Folha - O PT está continuando o governo FHC, com clara aproximação ideológica. Isso pode trazer algum problema?
Mainwaring -
Eu tendo a ver o PT como um partido tão forte que o risco de uma figura como Chávez no Brasil é muitíssimo menor do que foi na Venezuela no fim dos anos 90 ou do que foi no Peru, no fim dos 80, com Fujimori. É verdade que o PT no governo não é diferente como queria a ala esquerda do próprio partido. Mas o Brasil está funcionando como país. Isso não quer dizer que tenham sido resolvidos os muitos problemas, mas é um país onde se pode dizer que existe uma esperança para o futuro, o que não é verdade em muitos países da América Latina.

Folha - Agora o governo Lula se vê envolvido em acusações de corrupção. Esse tema surge freqüentemente na América Latina. De fato há mais corrupção aqui que nas democracias do norte? Ou algo facilita o seu aparecimento?
Mainwaring -
Acho que de fato a corrupção é maior. Podemos retomar a fragilidade do Estado. A parte jurídica, que tem a capacidade de punir os corruptos, também não é eficiente. De todo modo, eu confio que o setor jurídico tem maior capacidade de punir no Brasil do que na Guatemala, por exemplo.

Folha - Se a democracia brasileira não conseguir criar crescimento econômico, associado ao estreitamento das opções ideológicas, isso pode vir a criar instabilidade?
Mainwaring -
No curto prazo, digamos, cinco anos, acho que não, mas a política é imprevisível. Se o Brasil não funcionar bem por duas décadas, como aconteceu na Venezuela, o risco é grande.

Folha - As alternativas a esse estreitamento ideológico surgem sempre fora do sistema partidário?
Mainwaring -
Em muitos países, sim, mas também surge dentro do sistema. [Evo] Morales é ao mesmo tempo um movimento de cocaleiros e de indígenas e um partido. Na Argentina surge primeiro fora do sistema partidário. No Uruguai, acontece dentro do sistema.

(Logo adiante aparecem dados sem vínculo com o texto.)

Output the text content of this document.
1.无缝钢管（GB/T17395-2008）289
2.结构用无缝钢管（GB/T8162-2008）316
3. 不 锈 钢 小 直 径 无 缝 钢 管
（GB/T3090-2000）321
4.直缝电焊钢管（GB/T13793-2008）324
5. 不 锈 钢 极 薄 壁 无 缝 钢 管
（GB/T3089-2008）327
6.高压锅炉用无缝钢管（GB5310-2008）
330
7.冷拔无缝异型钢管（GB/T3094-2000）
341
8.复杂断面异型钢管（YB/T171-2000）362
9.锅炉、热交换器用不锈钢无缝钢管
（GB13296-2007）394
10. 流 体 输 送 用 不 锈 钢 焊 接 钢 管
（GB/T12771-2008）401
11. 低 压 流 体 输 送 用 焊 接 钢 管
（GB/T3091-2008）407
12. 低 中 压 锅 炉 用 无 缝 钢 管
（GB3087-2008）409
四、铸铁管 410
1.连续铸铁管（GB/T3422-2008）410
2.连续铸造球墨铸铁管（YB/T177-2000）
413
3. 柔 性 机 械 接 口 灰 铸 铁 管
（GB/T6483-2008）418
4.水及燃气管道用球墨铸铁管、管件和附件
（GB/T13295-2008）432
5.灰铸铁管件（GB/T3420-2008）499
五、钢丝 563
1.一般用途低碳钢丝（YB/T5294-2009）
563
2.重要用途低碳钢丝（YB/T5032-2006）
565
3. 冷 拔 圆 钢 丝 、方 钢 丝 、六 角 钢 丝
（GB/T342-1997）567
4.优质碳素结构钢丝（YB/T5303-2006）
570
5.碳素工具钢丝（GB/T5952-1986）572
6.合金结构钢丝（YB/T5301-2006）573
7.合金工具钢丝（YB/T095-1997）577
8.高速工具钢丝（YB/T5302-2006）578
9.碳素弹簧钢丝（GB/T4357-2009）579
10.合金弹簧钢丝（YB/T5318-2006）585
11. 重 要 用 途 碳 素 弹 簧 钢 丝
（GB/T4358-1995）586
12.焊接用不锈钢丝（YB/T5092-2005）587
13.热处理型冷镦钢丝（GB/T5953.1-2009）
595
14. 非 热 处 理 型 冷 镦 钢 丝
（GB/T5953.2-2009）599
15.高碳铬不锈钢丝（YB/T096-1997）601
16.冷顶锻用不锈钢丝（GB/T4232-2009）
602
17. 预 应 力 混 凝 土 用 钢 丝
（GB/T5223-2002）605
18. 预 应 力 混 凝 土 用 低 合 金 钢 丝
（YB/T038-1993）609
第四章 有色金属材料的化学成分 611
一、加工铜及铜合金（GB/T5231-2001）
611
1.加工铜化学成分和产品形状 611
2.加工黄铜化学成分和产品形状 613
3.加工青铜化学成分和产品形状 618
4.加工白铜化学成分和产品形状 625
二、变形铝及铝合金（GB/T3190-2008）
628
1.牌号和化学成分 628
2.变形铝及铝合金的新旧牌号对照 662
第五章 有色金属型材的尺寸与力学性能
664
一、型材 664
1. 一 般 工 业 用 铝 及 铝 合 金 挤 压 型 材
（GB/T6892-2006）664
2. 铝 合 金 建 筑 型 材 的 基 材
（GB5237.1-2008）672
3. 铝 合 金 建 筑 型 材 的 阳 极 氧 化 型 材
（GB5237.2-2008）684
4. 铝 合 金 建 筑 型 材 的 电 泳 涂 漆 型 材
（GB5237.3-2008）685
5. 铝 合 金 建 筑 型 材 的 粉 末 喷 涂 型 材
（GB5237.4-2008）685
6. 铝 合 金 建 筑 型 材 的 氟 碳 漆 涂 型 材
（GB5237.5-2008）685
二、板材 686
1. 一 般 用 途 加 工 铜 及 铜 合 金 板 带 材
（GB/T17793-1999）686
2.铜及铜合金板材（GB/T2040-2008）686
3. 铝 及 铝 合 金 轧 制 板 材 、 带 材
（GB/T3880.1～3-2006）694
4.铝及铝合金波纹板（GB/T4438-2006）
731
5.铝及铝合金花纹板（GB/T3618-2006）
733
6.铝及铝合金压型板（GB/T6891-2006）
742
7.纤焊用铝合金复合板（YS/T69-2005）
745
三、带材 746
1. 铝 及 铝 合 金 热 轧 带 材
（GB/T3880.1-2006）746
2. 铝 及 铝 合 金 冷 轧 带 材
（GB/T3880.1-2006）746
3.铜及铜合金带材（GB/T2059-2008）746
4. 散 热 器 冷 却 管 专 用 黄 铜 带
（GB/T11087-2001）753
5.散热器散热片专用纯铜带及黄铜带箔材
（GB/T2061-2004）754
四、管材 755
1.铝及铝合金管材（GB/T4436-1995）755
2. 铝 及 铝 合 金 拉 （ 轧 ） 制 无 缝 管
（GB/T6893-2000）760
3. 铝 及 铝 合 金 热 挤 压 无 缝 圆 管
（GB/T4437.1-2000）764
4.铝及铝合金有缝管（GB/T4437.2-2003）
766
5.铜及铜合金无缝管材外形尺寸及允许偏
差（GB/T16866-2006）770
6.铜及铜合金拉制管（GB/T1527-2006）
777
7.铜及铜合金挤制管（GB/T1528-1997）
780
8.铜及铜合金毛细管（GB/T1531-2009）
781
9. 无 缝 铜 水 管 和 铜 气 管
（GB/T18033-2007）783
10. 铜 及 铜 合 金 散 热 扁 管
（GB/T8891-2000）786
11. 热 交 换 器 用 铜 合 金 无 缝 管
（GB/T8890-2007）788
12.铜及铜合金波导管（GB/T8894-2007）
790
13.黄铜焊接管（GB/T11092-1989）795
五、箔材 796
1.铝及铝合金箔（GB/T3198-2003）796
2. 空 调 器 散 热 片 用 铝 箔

Folha - A que o sr atribui a maior institucionalização do sistema partidário brasileiro na última década?
Mainwaring -
A volatilidade eleitoral [votos que migram de um partido para outro entre eleições] no Brasil diminuiu muitíssimo. Além disso, entre os anos 80 e o início dos 90, o quadro partidário era bastante instável -surge um novo partido como o de Collor, outros desaparecem, outros se fundem. De uns dez anos para cá, os partidos importantes são os mesmos, o que reflete um quadro diferente do anterior. Por quê? Creio que em boa medida isso se deve à estabilidade econômica e -não sei se a população brasileira concorda-, de 95 para cá, o Brasil tem governos sérios. Pode-se discordar de muita coisa, estar frustrado com realizações não tão grandes quanto o desejável, mas, a meu ver, o Brasil funciona mais ou menos bem.